The long-awaited listing of Shui On Land’s Xintiandi unit has faltered at the final hurdle, with the Shanghai-based developer scrapping — for now — the Hong Kong IPO of an ownership vehicle for the group’s mainland commercial properties.
The application for the listing of stand-alone entity Shui On Xintiandi, filed on 13 September of last year, has lapsed into inactive status, according to the Hong Kong stock exchange. The HKEX has been reeling from a sell-off in red-chip tech stocks, and the key Hang Seng index hit a six-year low this week.
On Monday, The Paper reported that the developer controlled by Hong Kong billionaire Vincent Lo planned to continue promoting the listing of Shui On Xintiandi and would adjust the listing schedule in accordance with market changes.
“Although the current market conditions are quite challenging, we are very confident in the development of Shui On Xintiandi,” a Shui On representative told the Shanghai-based news website. “We will choose the right time to go public to get the maximum effect.”
Timing is Everything
Last August, sources told Bloomberg that HKEX-listed Shui On aimed to raise at least $500 million from the separate listing of the Xintiandi unit. Morgan Stanley and UBS Group would oversee the share sale.
The commercial property unit holds a portfolio of Shui On’s 13 completed commercial assets, including Shanghai Xintiandi, the landmark shopping and entertainment complex in China’s commercial capital.
As far back as May 2012, Shui On had announced its intention to sell shares in the Xintiandi platform. After an IPO plan fizzled, Canadian giant Brookfield in 2013 agreed to invest $500 million and take a 21.7 percent stake in the subsidiary, but the Canadian asset management giant exited in late 2018, leaving the unit once again wholly owned by Shui On.
According to Shui On’s financial report for 2020, the Xintiandi portfolio consists of 1.2 million square metres (12.9 million square feet) of leasable gross floor area. The properties produced rental and related income that year totalling RMB 2.8 billion (now $440 million), down 7 percent from 2019.
At the beginning of this year, Shui On promoted longtime executive Jessica Wang to executive director and chief executive of the group, with Allan Zhang assuming the CEO role for Shui On Xintiandi.

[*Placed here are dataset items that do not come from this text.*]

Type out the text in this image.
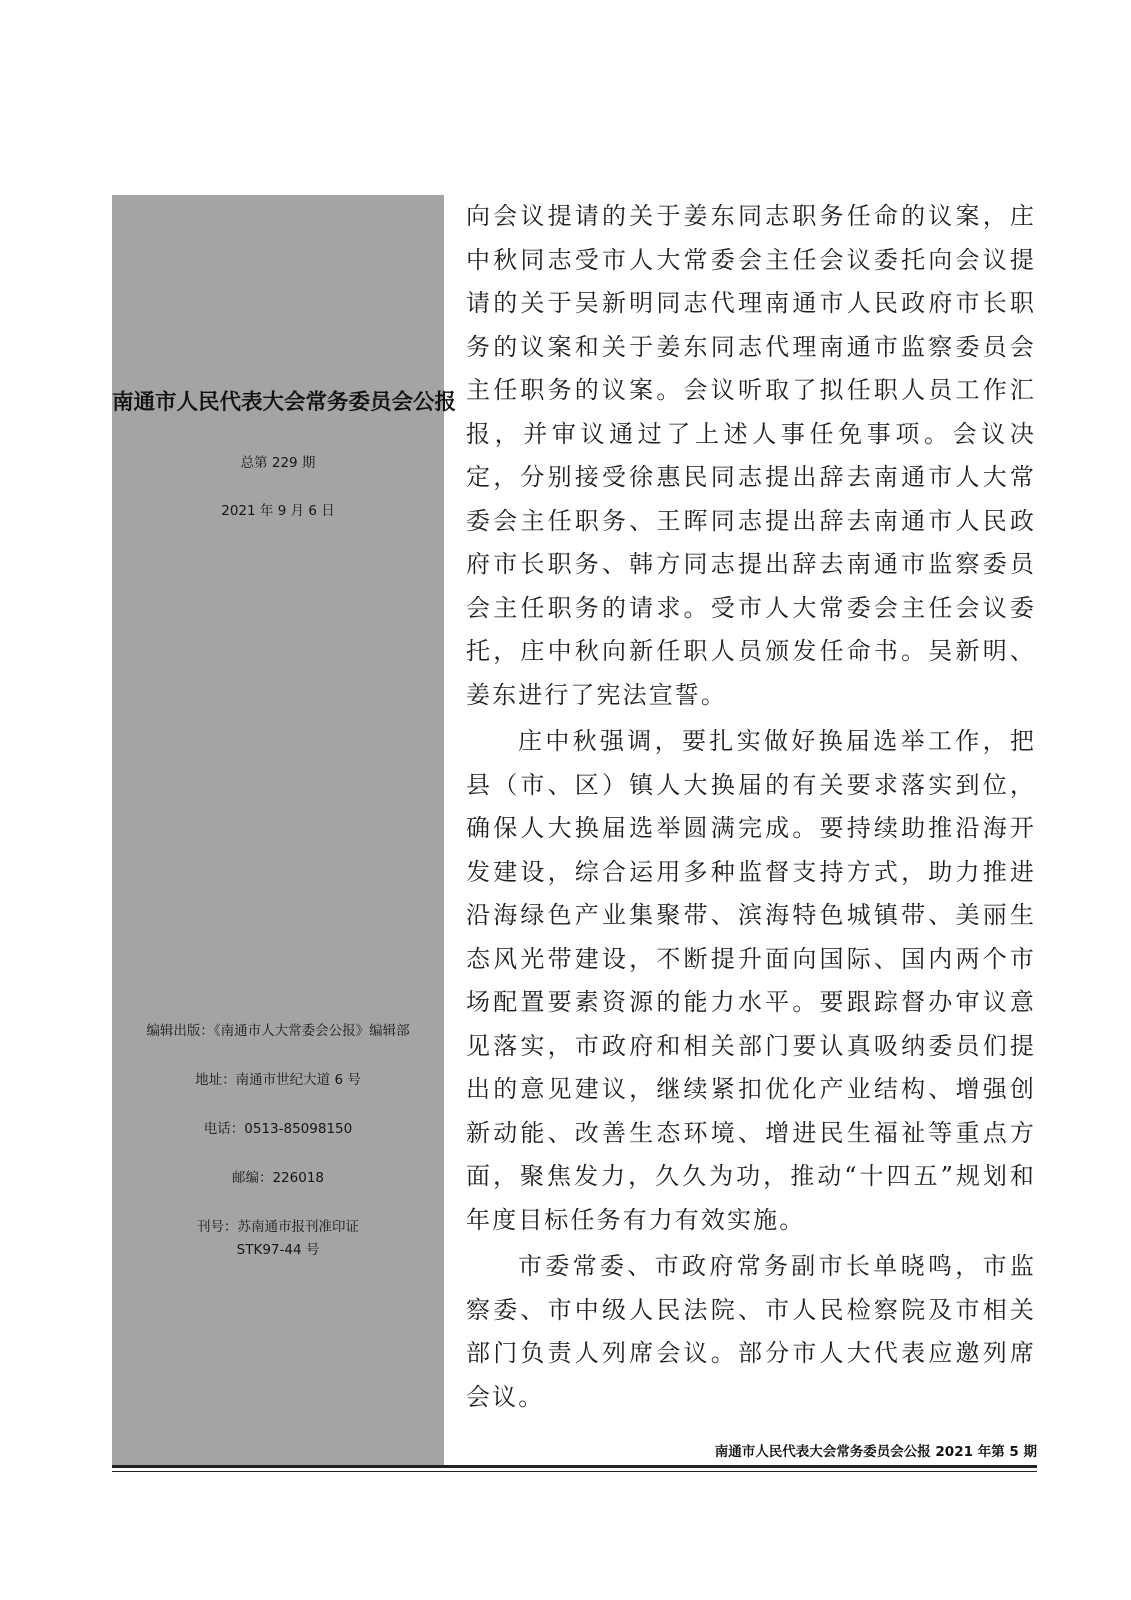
南通市人民代表大会常务委员会公报
总第 229 期
2021 年 9 月 6 日
编辑出版：《南通市人大常委会公报》编辑部
地址：南通市世纪大道 6 号
电话：0513-85098150
邮编：226018
刊号：苏南通市报刊准印证
STK97-44 号

向会议提请的关于姜东同志职务任命的议案，庄中秋同志受市人大常委会主任会议委托向会议提请的关于吴新明同志代理南通市人民政府市长职务的议案和关于姜东同志代理南通市监察委员会主任职务的议案。会议听取了拟任职人员工作汇报，并审议通过了上述人事任免事项。会议决定，分别接受徐惠民同志提出辞去南通市人大常委会主任职务、王晖同志提出辞去南通市人民政府市长职务、韩方同志提出辞去南通市监察委员会主任职务的请求。受市人大常委会主任会议委托，庄中秋向新任职人员颁发任命书。吴新明、姜东进行了宪法宣誓。

庄中秋强调，要扎实做好换届选举工作，把县（市、区）镇人大换届的有关要求落实到位，确保人大换届选举圆满完成。要持续助推沿海开发建设，综合运用多种监督支持方式，助力推进沿海绿色产业集聚带、滨海特色城镇带、美丽生态风光带建设，不断提升面向国际、国内两个市场配置要素资源的能力水平。要跟踪督办审议意见落实，市政府和相关部门要认真吸纳委员们提出的意见建议，继续紧扣优化产业结构、增强创新动能、改善生态环境、增进民生福祉等重点方面，聚焦发力，久久为功，推动“十四五”规划和年度目标任务有力有效实施。

市委常委、市政府常务副市长单晓鸣，市监察委、市中级人民法院、市人民检察院及市相关部门负责人列席会议。部分市人大代表应邀列席会议。

南通市人民代表大会常务委员会公报 2021 年第 5 期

Shui On made the senior-level moves following its rebound from a pandemic-ridden year, with the Shanghai-based builder posting RMB 11.9 billion ($1.8 billion) in revenue in the first half of 2021, up 726 percent year-on-year, according to its interim report.
Recently released financial results from blue-chip Hong Kong-listed developers Swire Properties and Wharf Holdings gave a glimpse of the unease suddenly gripping Greater China’s real estate world.

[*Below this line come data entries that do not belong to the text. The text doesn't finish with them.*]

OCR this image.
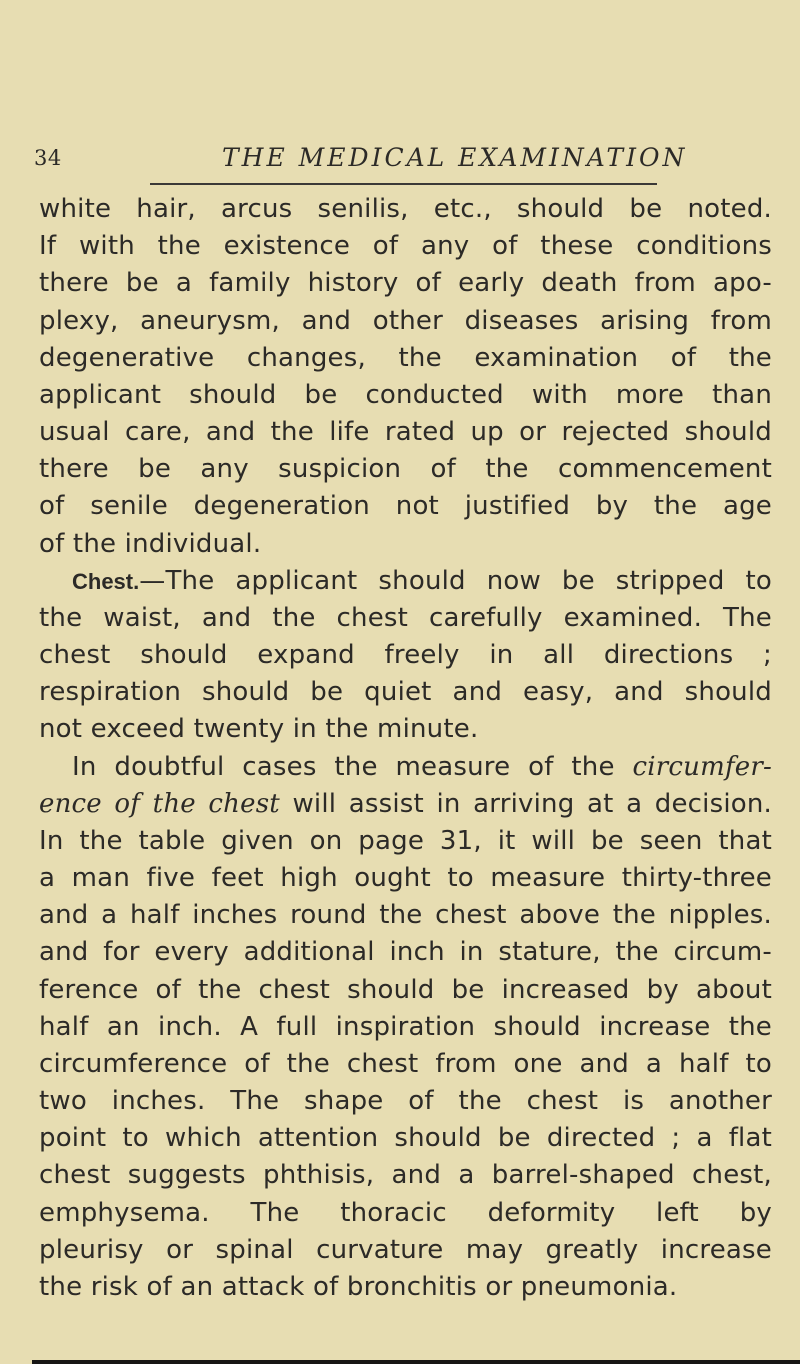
34	THE MEDICAL EXAMINATION
white hair, arcus senilis, etc., should be noted.
If with the existence of any of these conditions
there be a family history of early death from apo-
plexy, aneurysm, and other diseases arising from
degenerative changes, the examination of the
applicant should be conducted with more than
usual care, and the life rated up or rejected should
there be any suspicion of the commencement
of senile degeneration not justified by the age
of the individual.
Chest.—The applicant should now be stripped to
the waist, and the chest carefully examined. The
chest should expand freely in all directions ;
respiration should be quiet and easy, and should
not exceed twenty in the minute.
In doubtful cases the measure of the circumfer-
ence of the chest will assist in arriving at a decision.
In the table given on page 31, it will be seen that
a man five feet high ought to measure thirty-three
and a half inches round the chest above the nipples.
and for every additional inch in stature, the circum-
ference of the chest should be increased by about
half an inch. A full inspiration should increase the
circumference of the chest from one and a half to
two inches. The shape of the chest is another
point to which attention should be directed ; a flat
chest suggests phthisis, and a barrel-shaped chest,
emphysema. The thoracic deformity left by
pleurisy or spinal curvature may greatly increase
the risk of an attack of bronchitis or pneumonia.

Swire last week reported a nearly 25 percent drop in underlying profit attributable to shareholders for 2021, as the company struggles with weak commercial leasing and hospitality environments in its core markets of Hong Kong and mainland China.
Wharf, meanwhile, reported a 7 percent rise in its 2021 underlying net profit, but the developer controlled by Peter Woo’s Wheelock and Company cited lingering COVID-19 troubles and the war in Ukraine as it gave a downbeat outlook for this year.
“The deleveraging campaign (in mainland China) has dealt a massive blow to the debt-laden property sector,” Wharf warned in a filing with the HKEX. “This, combined with challenges such as US-China tensions, has started ripples effects to the economy in 2022. Hence, slower growth is almost inevitable in the near term, posing downside risk to the group’s mainland businesses.”
A Bloomberg index of China developer stock prices fell by 9.7 percent on Tuesday, the business information provider reported, with that decline marking the sharpest drop since October 2008.